Architecture at the Boiling Point: Reflections from the Venice Biennale 2025
Venice Biennale, entrance exhibition at the Arsenale.

Architecture at the Boiling Point: Reflections from the Venice Biennale 2025

La Biennale di Venezia has always been a space for exchanging ideas, sparking dialogue, and setting trends. This year, once again, the climate and environmental crisis emerged as a recurring theme across many national pavilions — including those of Bahrain (Golden Lion winner), Spain, Mexico, Pakistan, the UK, Belgium, Denmark, and the Nordic Countries, to name just a few.

Carlo Ratti, curator of the 2025 Architecture Biennale, sets the tone right at the entrance with a powerful statement — an immersive journey through a boiling planet where air-conditioning systems no longer function. He writes:

"For decades, ever since we started counting carbon, architecture's response to the climate crisis has been centred on mitigation—on reducing our impact on the climate. That approach is no longer enough. Architecture must pivot away from mitigation, reconnect with its longer history of adaptation, and rethink how we design for an altered world."

Let’s take his words as a starting point and look at some national pavilions through our lens — where climate meets design, and architecture becomes a tool for adaptation, not just mitigation.


🇪🇸 Spain Curated by Manuel Bouzas Barcala and Roi Salgueiro Barrio, the Spanish Pavilion demonstrates how architects in Spain are actively engaging in the fight against climate change using tools from their own design repertoires. The exhibition focuses on CO₂ emissions and waste, highlighting built examples that often integrate vernacular knowledge. Notably, the curators provide emissions data for each building — an approach that caught the attention of many prominent international architects visiting the space.


🇧🇭 Kingdom of Bahrain Andrea Faraguna takes visitors into the scorching heat of the Middle East. His proposal explores passive cooling strategies — both traditional and enhanced by cutting-edge engineering — asking: How can we create resilient, communal spaces in an era of intensifying heatwaves?


🇪🇪 Estonia Johanna Jõekalda shifts the focus from carbon data to people. Her pavilion tackles the renovation of residential buildings, not through technical indicators like CO₂ or indoor climate, but by mapping the network of stakeholders involved in the process. She highlights the roles, responsibilities, and conflicting interests at play — reinforcing our belief that communication and collaboration are the real keys to successful renovation.

Some of the voices from the Estonian Pavillion:

Characters:

CHAIRMAN (OF THE APARTMENT ASSOCIATION): A practically minded doer-of-things with the goal of renovating the building.

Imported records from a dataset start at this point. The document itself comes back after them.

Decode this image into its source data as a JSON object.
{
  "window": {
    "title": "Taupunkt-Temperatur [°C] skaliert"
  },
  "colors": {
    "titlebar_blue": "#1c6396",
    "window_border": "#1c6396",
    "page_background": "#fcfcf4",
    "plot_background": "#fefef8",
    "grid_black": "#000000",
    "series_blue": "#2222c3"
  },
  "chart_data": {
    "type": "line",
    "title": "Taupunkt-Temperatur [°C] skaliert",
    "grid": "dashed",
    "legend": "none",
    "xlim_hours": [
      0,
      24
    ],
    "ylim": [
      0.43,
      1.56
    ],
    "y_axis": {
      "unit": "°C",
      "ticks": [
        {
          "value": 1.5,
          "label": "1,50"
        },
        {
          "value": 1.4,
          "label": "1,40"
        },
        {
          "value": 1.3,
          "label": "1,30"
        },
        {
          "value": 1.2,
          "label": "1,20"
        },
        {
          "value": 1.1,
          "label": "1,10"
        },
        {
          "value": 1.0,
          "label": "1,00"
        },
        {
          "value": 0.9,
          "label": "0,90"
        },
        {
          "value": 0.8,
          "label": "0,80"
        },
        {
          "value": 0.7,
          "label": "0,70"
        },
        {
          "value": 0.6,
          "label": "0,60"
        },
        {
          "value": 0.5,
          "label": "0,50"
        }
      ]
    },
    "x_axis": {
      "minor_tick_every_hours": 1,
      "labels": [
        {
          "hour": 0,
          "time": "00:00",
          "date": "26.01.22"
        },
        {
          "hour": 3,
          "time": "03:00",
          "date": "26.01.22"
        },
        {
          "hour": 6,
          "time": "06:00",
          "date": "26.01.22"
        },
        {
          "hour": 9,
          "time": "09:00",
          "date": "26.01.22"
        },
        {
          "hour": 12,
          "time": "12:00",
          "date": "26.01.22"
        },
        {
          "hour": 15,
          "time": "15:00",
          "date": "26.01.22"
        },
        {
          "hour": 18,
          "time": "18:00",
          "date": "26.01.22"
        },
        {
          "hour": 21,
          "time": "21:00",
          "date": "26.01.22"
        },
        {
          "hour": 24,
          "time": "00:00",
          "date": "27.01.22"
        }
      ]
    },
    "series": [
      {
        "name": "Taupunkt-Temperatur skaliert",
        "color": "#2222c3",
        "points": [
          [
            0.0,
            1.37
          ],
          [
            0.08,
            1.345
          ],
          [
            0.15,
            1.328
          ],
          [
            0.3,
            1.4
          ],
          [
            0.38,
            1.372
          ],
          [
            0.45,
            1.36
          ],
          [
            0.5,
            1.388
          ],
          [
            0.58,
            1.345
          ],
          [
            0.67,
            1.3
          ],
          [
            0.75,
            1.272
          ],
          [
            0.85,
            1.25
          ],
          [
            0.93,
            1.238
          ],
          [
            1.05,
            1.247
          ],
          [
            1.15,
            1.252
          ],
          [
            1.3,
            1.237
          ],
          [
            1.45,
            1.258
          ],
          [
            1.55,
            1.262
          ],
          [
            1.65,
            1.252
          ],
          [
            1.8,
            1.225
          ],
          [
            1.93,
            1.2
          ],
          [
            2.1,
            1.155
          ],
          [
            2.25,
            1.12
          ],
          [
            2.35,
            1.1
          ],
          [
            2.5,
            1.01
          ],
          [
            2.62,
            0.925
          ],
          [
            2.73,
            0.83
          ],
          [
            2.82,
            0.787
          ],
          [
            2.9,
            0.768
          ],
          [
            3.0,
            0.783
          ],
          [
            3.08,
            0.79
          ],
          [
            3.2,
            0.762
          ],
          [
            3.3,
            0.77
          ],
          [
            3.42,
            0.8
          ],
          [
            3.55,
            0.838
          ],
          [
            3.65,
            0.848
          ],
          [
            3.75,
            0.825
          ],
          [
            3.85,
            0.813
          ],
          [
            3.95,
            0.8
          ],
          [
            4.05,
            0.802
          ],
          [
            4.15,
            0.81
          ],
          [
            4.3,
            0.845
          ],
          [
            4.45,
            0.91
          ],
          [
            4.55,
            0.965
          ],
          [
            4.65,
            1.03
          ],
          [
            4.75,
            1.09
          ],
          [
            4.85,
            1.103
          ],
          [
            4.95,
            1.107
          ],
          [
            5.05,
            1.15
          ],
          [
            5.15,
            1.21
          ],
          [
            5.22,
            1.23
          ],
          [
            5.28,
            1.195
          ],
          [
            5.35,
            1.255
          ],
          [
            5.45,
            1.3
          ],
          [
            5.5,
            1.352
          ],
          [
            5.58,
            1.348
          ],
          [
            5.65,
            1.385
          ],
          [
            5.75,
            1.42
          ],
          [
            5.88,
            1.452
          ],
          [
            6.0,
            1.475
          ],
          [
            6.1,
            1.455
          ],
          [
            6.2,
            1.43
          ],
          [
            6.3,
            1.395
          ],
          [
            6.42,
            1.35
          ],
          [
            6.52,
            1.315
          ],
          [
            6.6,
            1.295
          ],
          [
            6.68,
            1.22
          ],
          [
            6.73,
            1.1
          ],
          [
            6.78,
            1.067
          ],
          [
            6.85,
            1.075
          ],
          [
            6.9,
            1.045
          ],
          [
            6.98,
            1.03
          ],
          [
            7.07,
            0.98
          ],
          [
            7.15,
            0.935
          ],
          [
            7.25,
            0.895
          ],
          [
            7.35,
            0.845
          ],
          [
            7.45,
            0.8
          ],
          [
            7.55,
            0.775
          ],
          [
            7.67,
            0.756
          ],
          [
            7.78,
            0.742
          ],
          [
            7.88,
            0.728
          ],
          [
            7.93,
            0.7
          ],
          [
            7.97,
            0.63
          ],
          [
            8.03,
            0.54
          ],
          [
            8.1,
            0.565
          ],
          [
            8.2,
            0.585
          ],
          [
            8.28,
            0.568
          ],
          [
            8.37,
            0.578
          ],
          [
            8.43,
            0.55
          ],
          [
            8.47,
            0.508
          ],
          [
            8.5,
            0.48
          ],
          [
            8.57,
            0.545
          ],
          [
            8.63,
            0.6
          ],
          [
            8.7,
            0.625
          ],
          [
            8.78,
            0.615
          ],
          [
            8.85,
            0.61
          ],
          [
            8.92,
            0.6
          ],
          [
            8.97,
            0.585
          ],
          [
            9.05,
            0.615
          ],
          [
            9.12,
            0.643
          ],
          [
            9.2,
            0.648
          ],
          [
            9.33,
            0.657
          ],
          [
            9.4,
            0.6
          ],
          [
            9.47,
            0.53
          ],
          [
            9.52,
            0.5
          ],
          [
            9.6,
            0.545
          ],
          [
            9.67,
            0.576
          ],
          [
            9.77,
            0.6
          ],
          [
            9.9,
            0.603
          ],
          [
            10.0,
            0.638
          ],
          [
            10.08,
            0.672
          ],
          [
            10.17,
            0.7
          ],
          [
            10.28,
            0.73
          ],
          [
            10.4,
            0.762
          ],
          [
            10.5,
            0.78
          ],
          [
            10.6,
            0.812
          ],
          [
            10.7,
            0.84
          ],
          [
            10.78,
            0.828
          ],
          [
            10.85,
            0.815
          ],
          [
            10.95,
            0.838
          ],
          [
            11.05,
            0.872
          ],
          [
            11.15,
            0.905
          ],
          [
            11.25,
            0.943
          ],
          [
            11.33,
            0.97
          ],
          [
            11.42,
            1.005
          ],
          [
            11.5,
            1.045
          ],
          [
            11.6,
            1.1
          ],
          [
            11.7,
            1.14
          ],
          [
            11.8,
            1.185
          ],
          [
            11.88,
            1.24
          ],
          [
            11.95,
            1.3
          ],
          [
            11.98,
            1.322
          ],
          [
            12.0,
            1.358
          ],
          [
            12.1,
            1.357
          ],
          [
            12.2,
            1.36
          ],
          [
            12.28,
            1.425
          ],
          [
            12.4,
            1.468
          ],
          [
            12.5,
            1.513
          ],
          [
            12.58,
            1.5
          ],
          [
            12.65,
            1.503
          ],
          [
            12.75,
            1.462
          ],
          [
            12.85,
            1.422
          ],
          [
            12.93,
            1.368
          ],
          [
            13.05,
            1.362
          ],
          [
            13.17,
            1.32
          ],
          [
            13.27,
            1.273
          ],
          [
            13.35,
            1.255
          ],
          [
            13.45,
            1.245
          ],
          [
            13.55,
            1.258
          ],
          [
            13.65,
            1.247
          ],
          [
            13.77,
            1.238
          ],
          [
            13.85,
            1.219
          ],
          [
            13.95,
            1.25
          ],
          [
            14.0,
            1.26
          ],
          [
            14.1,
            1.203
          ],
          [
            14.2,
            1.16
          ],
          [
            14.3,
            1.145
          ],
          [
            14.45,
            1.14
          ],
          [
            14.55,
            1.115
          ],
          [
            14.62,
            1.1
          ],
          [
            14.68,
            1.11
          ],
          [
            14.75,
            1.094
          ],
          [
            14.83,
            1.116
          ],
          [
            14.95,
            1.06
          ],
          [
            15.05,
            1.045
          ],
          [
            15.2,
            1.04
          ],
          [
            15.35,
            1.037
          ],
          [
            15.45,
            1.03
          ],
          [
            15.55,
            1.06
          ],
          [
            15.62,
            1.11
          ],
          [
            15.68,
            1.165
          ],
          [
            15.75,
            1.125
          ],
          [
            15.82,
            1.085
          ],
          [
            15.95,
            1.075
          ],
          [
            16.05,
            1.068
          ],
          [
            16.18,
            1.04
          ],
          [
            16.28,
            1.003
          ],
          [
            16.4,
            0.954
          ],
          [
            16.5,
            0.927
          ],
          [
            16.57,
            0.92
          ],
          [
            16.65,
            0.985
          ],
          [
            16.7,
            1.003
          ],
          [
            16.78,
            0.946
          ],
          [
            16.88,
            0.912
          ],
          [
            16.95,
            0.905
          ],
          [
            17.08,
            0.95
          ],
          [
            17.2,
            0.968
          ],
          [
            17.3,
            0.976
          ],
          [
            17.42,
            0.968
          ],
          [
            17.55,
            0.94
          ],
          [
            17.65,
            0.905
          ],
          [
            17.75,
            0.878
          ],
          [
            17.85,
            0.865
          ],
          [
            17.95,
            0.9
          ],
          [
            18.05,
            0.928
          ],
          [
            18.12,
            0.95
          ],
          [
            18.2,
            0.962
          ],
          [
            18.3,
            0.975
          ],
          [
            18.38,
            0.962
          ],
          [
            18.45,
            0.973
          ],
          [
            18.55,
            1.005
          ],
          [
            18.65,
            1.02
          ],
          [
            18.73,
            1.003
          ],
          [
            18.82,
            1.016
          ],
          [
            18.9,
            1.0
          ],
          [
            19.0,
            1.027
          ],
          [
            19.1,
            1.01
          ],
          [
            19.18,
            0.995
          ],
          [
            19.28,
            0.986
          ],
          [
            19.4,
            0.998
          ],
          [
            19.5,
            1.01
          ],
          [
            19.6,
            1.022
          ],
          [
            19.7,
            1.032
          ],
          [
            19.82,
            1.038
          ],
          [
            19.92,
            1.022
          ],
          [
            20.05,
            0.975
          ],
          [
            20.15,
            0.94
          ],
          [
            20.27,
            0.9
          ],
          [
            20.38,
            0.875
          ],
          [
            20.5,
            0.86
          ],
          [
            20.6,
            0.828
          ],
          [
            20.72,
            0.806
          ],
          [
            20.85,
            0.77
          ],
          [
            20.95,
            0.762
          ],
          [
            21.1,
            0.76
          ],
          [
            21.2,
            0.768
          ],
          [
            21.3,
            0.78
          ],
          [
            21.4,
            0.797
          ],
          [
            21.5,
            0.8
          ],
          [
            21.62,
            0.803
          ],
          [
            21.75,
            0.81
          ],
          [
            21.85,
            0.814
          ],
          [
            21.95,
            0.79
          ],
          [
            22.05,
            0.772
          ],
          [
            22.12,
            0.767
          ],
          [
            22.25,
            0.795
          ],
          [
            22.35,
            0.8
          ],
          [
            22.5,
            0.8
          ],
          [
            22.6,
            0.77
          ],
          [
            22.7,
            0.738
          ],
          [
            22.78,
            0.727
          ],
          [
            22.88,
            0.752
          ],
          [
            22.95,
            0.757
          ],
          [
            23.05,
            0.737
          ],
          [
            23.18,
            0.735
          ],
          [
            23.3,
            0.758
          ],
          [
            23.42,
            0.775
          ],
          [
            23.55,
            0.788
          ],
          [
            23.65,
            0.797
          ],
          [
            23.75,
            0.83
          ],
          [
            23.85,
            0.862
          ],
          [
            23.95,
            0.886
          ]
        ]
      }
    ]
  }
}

Constantly gets bogged down in the internal disputes of the apartment association. Feels the weight of 'leadership' upon his shoulders.

RESIDENT: A person living in the tenement. In the texts they take many forms, representing various types of people.

TENEMENTS 1 & 2: Represents a group of residents in the abstract as building(s). May be for or against renovation, depending on the text.

ENGINEER: Hopes to achieve the greatest energy savings possible during the renovation. Employs all of their skills and proficiencies to reach this goal, usually ignoring everything else on the way. The common obstacles for their dreams are the Architect and the economic situation of the residents.

ARCHITECT: Sees great spatial potential in the process of renovation. Very imaginative, especially when thinking of all that could be achieved. Certain about what to do, what the residents need in order to live their best lives. However, often ends up in conflict with the residents who say they are already happy with their homes and do not want any major changes.

BUILDER: Likes to build. Claims they could renovate the buildings all at once-and the more uniform they become, the better! That just means construction would go at a faster pace and the financial savings would be greater. With all the unrenovated buildings around, their field of work seems endless. Ready to proceed with current skills and practices, sees no need to learn ...


It was also great to see colleagues deeply committed to the climate x architecture space — like Daniel A. Barber and the team from Transsolar — continuing to lead the way and inspire the next generation. Special kudos to Roofscapes for their "Climate Realignment" project, a prototype renovation solution for overheating top-floor apartments in Paris.

Finally, a heartfelt congratulations to scholar Donna Haraway — author of the concept of the Chthulucene, a vision for a post-anthropocentric era — who was awarded the Golden Lion for Lifetime Achievement. A timely and important recognition.


This Biennale makes it clear: the climate crisis is no longer a separate issue. It is the architectural challenge of our time.